Des dauphins à Venise

Des Dauphins à Venise

Qu’est devenue notre humanité?

Sur le bord de la scène, une femme âgée est attablée et attend. Devant elle, une théière et deux tasses. La sienne et celle d’un convive qui ne vient pas. Les yeux perdus dans le vague et alors que sa fille vient la visiter, elle plonge en elle-même et se remémore les moments passés avec cet homme, un réfugié, qui vient
de tenter le passage vers l’Angleterre et qui ne donne pas de nouvelles… il semble avoir disparu. Succession de « fade in – fade out » de fragments sonores et vidéos. Halètements, bruits de course, chuchotements indistincts. Des grillages qui défilent.
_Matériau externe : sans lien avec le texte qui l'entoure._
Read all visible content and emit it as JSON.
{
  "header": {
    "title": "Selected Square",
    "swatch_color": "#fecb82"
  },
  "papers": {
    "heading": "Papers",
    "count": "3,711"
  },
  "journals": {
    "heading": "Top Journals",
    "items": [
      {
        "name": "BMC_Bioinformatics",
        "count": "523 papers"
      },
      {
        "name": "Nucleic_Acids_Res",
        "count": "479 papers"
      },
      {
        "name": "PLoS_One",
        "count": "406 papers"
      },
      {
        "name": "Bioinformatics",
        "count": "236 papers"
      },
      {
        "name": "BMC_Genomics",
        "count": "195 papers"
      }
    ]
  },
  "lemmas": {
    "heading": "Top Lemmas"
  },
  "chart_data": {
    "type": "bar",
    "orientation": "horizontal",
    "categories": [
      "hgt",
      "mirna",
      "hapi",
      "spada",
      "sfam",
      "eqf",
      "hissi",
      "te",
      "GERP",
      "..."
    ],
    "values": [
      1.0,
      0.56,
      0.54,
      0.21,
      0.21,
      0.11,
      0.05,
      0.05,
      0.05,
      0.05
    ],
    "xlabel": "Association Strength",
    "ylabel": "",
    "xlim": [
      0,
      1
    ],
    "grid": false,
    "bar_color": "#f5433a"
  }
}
Tout est urgence… Panique ! Derrière ou sur un écran translucide, à travers des troncs d’arbre, on projette et on évoque les souvenirs du quotidien que cette femme a partagé avec ces migrants de passage en quête d’un avenir meilleur.
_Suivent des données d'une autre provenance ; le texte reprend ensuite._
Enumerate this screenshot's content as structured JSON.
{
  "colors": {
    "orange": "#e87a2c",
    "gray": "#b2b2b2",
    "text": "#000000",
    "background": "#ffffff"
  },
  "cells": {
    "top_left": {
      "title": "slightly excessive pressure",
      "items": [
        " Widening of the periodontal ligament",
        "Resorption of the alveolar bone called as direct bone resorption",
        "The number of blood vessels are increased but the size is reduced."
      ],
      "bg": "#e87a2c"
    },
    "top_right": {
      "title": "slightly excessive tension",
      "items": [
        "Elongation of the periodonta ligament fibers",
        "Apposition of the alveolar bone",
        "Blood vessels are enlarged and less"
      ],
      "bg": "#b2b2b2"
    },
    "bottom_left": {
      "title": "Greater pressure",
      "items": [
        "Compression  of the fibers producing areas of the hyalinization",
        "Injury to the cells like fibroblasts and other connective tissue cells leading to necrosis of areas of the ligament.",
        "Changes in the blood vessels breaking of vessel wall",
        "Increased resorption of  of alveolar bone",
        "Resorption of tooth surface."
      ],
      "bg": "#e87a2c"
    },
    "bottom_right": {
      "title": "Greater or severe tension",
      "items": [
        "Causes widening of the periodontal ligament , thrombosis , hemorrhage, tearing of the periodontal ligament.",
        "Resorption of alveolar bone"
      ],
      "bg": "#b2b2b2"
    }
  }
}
Une mère qui attend, et sa fille qui ne comprend pas !C’est ainsi que les deux femmes vont, dans un face-à-face tendu, confronter leurs visions opposées de la migration en transit.

A travers leur dialogue, elles mettent en lumière, par petites touches de plus en plus larges, la destinée, le voyage et l’histoire de ces hommes et femmes qui nuits après nuits tentent « le passage ». Parmi eux, un homme à qui cette deuxième tasse est destinée et qui, s’il ne donne pas de nouvelles, n’existera plus qu’à travers ce qu’une vieille dame sait de lui. Alors elle le raconte. Et à mesure qu’elle lui donne un corps, une existence et enfin un nom… elle interroge notre humanité, notre générosité ou son absence pour, au final, « réparer » sa fille… Elle qui ne voulait pas voir ce qui se jouait là, à deux pas d’elle, dans un campement
de fortune caché au fond d’un petit bois. Sa fille qui avait oublié de voir avec le cœur et qui désormais ne peut plus faire comme si elle ne savait pas.
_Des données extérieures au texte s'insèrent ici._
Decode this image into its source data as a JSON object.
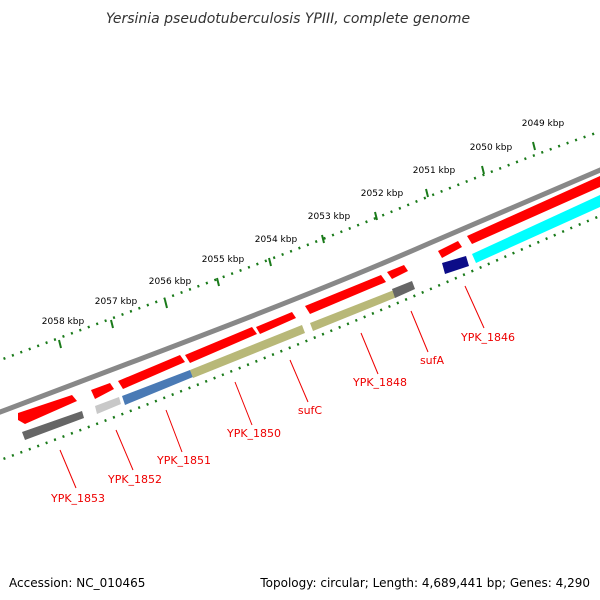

« Si tu t’arrêtes un instant et que tu prends le temps de regarder, de regarder
vraiment, alors tu verra ce qui a toujours été là….juste sous tes yeux» lui dit-elle.

‘Des Dauphins à Venise’ met en lumière le parcours d’un migrant en transit nommé Wajdi (personnage fictif), à travers le dialogue d’une mère et de sa fille.
La mère est une des bénévoles qui accueillent et hébergent les migrants en transit entre leurs tentatives pour monter dans un camion à destination de l’Angleterre. La fille, quant à elle, fait partie de la population qui craint ces migrants et voit en eux une source de danger, d’insécurité et de problèmes.
Pétrie de clichés concernant ces personnes en situation illégale, elle ne comprend pas qu’on puisse les aider et encore moins que sa propre mère le fasse. Aveuglée par ses préjugés, elle ignore tout de la réalité de ces gens, et plus encore, ignore dans quelles conditions ces derniers vivent dans un camp de fortune à deux pas de chez elle. Un parking, un petit bois, des abris de fortune.
Des humains invisibles dont les traces s’effacent. Au fur et à mesure de leurs conversations, la mère va progressivement révéler à sa fille l’histoire et le drame de plusieurs de ces migrants en transit. Cette histoire prendra corps à travers des sons et des vidéos. Mais aussi par des apparitions quasiment fantomatiques
de Wajdi et de Hadil à travers leur parcours de réfugiés, dans les arcanes de l’administration, dans la froideur glaçante d’un container ou encore dans leur campement de fortune.
Progressivement, le récit de la mère amènera la fille à se projeter dans l’odyssée de ces hommes, et à s’identifier à lui/eux, mais aussi aux motivations de sa mère.
A mesure que l’histoire se déroule, Wajdi prend corps, devient réel et les convictions de la fille évoluent.
A travers leur dialogue, c’est notre humanité et notre capacité d’empathie qui sont interrogées. Les thèmes de la déshumanisation, du racisme et des préjugés sont traités frontalement, et les comédiens font office de miroir et nous renvoient à nous-mêmes. Cet effet est accentué en choisissant volontairement de traiter le sujet par le prisme de ce qui se joue réellement à deux pas de chez nous, notamment sur l’aire de Nantimont (Habay – province du Luxembourg) et dans le petit bois attenant, mais aussi à bien d’autres endroits du pays.